Samenvatting
Iedereen kent het verhaal van 'de zwarte met het witte hart': prins Kwasi Boachi die in 1837 op tienjarige leeftijd met zijn neefje Kwame Poku vanuit Kumasi naar Nederland werd gestuurd. De twee Ashanti-prinsjes dienden als onderpand voor het verdrag dat de Nederlandse overheid had gesloten met de machtige Ashanti-koning Kwaku Dua I. Daarbij verplichtte de koning zich tot het leveren van 1000 rekruten voor het Koninklijk Nederlands-Indisch Leger, het KNIL.
Uiteindelijk heeft de Nederlandse legerleiding ruim 3000 Afrikaanse mannen weten te rekruteren. Omdat de Afrikaanse namen moeilijk uit te spreken zijn, krijgen veel van hen een willekeurige Nederlandse naam variërend van Baas, Kooi, Van der Put en Kaalkop tot Socrates, Rembrandt, Mozart en Voltaire. Na afloop van hun diensttijd in Nederlands-Indië krijgen deze 'belanda hitam' (Zwarte Hollanders) een Nederlands paspoort en kunnen ze kiezen: of terugkeren naar de havenstad Elmina krijgen of aanblijven in de kolonie.
Van de circa 450 Afrikaanse KNIL-soldaten die in Indië zijn gebleven en met een inheemse concubine samenleefden, is een klein aantal stamvader van een zogeheten Indo-Afrikaanse familie geworden. Na de onafhankelijkheid van Indonesië in 1949 is er feitelijk geen toekomst meer voor deze Indo-Afrikanen, die immers Nederlands staatsburger zijn, in de nieuwe republiek. Noodgedwongen vertrekken ze naar het onbekende Nederland van waaruit sommigen dooremigreren naar Suriname, Canada en de Verenigde Staten.

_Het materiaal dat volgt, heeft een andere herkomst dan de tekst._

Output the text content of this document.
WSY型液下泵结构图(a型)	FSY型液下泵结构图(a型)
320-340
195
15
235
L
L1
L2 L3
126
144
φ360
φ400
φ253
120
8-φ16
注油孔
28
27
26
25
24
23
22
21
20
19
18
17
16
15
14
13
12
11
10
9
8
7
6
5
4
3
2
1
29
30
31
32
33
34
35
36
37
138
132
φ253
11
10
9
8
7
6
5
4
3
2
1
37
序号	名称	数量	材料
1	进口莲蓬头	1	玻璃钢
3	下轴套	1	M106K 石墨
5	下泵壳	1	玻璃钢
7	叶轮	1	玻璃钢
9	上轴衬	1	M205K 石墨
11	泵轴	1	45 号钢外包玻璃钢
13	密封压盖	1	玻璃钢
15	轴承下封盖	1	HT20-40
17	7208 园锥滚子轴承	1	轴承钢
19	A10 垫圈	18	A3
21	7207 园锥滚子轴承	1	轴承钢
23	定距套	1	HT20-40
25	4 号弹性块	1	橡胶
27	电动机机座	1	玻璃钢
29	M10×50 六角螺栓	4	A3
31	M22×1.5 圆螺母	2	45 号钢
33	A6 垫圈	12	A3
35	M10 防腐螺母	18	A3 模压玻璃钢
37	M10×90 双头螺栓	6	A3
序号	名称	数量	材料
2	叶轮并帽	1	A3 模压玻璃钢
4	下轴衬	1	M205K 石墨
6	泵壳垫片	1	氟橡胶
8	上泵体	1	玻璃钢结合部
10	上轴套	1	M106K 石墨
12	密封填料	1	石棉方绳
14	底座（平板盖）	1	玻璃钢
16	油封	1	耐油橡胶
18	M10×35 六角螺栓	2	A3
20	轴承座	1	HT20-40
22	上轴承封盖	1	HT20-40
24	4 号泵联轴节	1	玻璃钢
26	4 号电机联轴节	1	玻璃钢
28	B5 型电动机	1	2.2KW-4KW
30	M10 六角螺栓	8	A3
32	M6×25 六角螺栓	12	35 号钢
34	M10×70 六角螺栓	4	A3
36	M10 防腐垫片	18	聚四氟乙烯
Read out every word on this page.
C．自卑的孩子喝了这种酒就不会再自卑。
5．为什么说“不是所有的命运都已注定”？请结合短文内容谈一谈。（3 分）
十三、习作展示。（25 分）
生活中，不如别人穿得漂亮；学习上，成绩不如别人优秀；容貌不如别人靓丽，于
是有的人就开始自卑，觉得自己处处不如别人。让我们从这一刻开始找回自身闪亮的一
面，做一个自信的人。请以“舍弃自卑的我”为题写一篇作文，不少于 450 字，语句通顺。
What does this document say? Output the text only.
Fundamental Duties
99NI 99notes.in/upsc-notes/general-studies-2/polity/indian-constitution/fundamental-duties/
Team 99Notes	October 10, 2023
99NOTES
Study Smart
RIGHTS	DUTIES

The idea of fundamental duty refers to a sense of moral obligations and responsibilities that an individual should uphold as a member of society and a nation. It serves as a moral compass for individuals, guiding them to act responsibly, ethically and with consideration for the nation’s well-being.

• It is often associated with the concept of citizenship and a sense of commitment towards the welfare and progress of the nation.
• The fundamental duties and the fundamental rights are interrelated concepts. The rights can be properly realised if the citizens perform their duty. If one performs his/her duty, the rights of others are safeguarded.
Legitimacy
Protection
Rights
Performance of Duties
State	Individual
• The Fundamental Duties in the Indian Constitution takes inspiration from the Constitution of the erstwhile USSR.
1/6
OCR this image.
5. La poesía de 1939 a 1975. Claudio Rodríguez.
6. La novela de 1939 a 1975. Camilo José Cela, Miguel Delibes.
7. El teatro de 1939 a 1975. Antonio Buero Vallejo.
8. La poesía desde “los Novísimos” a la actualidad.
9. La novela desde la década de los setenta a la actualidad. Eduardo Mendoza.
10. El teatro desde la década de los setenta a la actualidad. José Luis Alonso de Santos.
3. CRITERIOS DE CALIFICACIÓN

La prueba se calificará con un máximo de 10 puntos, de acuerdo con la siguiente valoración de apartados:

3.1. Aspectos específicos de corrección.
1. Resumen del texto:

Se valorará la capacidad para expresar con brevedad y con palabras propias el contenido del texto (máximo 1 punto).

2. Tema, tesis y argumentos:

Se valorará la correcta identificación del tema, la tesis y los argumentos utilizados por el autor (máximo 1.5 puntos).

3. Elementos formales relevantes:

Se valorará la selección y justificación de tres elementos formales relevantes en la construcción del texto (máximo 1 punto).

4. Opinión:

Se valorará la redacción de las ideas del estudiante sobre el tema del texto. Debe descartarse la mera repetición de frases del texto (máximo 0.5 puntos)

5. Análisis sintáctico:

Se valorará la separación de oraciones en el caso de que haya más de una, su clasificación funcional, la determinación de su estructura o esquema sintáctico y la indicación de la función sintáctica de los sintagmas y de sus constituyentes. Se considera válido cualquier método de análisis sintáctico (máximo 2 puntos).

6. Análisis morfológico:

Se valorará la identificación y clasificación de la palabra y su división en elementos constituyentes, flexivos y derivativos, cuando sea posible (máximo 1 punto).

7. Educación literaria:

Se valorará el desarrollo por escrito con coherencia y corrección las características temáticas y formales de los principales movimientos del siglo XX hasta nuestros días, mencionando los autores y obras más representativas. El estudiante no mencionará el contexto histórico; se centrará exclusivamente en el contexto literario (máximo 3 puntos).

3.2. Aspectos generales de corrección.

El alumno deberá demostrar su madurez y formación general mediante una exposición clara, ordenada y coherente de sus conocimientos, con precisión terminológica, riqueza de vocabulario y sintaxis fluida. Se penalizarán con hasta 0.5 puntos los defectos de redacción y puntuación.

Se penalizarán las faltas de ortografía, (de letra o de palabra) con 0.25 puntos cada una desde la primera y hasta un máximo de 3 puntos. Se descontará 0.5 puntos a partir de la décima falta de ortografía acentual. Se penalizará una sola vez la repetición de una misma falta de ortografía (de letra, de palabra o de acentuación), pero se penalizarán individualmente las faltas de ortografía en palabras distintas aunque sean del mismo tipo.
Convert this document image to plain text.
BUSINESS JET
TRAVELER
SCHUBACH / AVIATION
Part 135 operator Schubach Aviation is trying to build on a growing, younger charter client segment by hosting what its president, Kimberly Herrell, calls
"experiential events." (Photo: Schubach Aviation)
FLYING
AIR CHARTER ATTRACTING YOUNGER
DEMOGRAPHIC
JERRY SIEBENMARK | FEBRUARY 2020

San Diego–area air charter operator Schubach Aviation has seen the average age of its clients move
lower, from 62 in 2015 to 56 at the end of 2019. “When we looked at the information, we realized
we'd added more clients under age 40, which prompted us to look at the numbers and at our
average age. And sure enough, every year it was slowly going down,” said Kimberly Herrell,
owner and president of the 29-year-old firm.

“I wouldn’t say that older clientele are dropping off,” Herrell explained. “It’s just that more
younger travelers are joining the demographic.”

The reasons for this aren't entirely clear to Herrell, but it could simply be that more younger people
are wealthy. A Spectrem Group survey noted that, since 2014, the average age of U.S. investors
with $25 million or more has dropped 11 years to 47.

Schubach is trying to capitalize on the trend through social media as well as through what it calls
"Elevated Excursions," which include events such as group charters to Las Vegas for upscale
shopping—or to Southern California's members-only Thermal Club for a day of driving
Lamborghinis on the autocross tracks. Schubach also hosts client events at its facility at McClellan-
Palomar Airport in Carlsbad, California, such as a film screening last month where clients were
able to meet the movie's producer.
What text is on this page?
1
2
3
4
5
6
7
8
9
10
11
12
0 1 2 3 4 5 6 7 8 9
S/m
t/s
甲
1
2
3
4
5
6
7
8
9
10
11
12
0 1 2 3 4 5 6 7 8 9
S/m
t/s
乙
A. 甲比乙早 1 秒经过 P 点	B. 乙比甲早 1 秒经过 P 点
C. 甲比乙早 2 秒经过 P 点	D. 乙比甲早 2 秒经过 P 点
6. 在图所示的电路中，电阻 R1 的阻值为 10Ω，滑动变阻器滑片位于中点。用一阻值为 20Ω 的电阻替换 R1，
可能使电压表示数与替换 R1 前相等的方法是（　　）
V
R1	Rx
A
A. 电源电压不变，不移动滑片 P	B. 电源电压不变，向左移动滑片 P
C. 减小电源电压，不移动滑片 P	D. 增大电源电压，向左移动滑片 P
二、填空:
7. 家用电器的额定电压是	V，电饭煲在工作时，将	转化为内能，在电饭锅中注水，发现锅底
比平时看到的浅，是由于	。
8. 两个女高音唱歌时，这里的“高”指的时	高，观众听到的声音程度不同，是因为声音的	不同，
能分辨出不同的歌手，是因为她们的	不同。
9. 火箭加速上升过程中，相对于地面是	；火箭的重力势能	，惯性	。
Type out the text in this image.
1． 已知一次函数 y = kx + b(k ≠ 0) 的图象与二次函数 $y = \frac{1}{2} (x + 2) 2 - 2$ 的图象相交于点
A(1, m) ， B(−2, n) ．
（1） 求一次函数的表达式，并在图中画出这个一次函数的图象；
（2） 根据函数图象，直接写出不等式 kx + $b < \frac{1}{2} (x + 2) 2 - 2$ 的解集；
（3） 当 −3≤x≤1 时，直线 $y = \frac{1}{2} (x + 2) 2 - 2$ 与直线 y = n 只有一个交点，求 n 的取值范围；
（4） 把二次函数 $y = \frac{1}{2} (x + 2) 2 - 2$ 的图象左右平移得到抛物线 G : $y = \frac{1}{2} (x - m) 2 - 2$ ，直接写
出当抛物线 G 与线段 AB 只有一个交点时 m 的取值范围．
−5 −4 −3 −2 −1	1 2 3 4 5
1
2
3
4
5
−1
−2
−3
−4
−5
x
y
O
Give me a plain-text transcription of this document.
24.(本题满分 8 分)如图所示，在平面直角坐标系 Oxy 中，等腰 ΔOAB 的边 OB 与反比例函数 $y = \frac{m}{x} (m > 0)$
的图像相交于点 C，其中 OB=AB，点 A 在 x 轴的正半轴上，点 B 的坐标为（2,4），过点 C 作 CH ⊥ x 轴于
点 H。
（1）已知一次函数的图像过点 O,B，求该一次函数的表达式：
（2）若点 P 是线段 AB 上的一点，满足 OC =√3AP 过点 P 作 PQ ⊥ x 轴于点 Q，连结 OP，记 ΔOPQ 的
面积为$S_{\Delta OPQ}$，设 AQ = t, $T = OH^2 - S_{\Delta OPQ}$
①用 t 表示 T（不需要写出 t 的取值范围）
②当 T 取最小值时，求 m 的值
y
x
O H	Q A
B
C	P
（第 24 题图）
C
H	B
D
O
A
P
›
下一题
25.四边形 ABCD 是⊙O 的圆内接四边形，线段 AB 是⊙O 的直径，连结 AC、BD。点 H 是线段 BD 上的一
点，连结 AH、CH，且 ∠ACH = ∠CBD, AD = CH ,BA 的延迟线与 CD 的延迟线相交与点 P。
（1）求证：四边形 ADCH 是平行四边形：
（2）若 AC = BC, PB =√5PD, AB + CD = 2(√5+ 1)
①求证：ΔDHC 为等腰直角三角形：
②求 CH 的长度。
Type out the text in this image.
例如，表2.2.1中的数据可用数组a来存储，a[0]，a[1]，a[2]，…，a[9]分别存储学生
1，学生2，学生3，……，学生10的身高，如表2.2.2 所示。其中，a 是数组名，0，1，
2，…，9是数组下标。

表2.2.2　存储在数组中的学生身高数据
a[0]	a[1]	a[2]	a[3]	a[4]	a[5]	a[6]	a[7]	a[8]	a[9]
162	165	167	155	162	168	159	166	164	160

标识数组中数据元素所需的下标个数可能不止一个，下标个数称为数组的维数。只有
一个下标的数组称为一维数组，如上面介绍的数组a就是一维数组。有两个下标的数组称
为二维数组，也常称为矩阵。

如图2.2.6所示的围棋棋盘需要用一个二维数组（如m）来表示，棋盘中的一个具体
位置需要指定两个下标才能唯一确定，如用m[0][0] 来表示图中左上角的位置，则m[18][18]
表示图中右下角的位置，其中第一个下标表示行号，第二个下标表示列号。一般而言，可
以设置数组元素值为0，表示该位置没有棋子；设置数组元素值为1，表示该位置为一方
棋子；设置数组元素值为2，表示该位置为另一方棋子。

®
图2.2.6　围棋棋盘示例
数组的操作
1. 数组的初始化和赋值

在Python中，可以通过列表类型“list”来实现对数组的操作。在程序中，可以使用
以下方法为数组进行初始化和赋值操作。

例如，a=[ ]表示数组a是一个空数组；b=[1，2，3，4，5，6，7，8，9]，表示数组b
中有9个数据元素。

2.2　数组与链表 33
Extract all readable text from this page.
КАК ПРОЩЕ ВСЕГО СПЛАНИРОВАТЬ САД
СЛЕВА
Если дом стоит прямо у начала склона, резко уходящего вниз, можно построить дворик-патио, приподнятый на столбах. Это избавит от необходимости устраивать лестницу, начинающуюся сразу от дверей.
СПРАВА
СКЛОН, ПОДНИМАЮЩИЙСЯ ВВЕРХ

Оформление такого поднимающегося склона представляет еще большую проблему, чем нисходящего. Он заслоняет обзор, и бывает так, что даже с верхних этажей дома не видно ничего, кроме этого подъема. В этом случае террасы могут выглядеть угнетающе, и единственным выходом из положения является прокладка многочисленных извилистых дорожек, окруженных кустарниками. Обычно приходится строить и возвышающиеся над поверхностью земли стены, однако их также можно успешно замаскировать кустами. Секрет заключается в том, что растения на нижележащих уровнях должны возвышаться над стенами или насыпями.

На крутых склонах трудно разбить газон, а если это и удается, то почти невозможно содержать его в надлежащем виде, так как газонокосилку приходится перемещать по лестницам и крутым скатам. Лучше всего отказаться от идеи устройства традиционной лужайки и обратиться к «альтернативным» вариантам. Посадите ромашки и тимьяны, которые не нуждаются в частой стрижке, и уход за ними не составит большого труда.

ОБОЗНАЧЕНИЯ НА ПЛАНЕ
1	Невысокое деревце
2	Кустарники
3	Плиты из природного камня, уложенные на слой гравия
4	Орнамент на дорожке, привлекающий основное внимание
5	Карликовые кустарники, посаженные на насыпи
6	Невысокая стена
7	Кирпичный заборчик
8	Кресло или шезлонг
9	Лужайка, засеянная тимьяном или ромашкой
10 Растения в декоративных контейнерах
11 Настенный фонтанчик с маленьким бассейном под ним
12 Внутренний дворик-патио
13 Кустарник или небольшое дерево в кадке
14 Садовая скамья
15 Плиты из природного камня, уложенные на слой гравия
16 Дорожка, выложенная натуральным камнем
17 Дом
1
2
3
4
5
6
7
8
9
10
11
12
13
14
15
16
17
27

Zwarte Huid, Oranje hart beschrijft de zoektocht van journalist Griselde Molemans en fotograaf Armando Ello naar de oudste nazaten in Nederland, Ghana, de Verenigde Staten en Indonesië. Daarnaast spoorden ze de afstammelingen van prins Kwasi Boachi op in Nederland en Amerika. Het resultaat is een fascinerend boek met ontroerende getuigenissen, prachtige portretten, onderzoek naar Afrikaans DNA en veel onbekend historisch materiaal.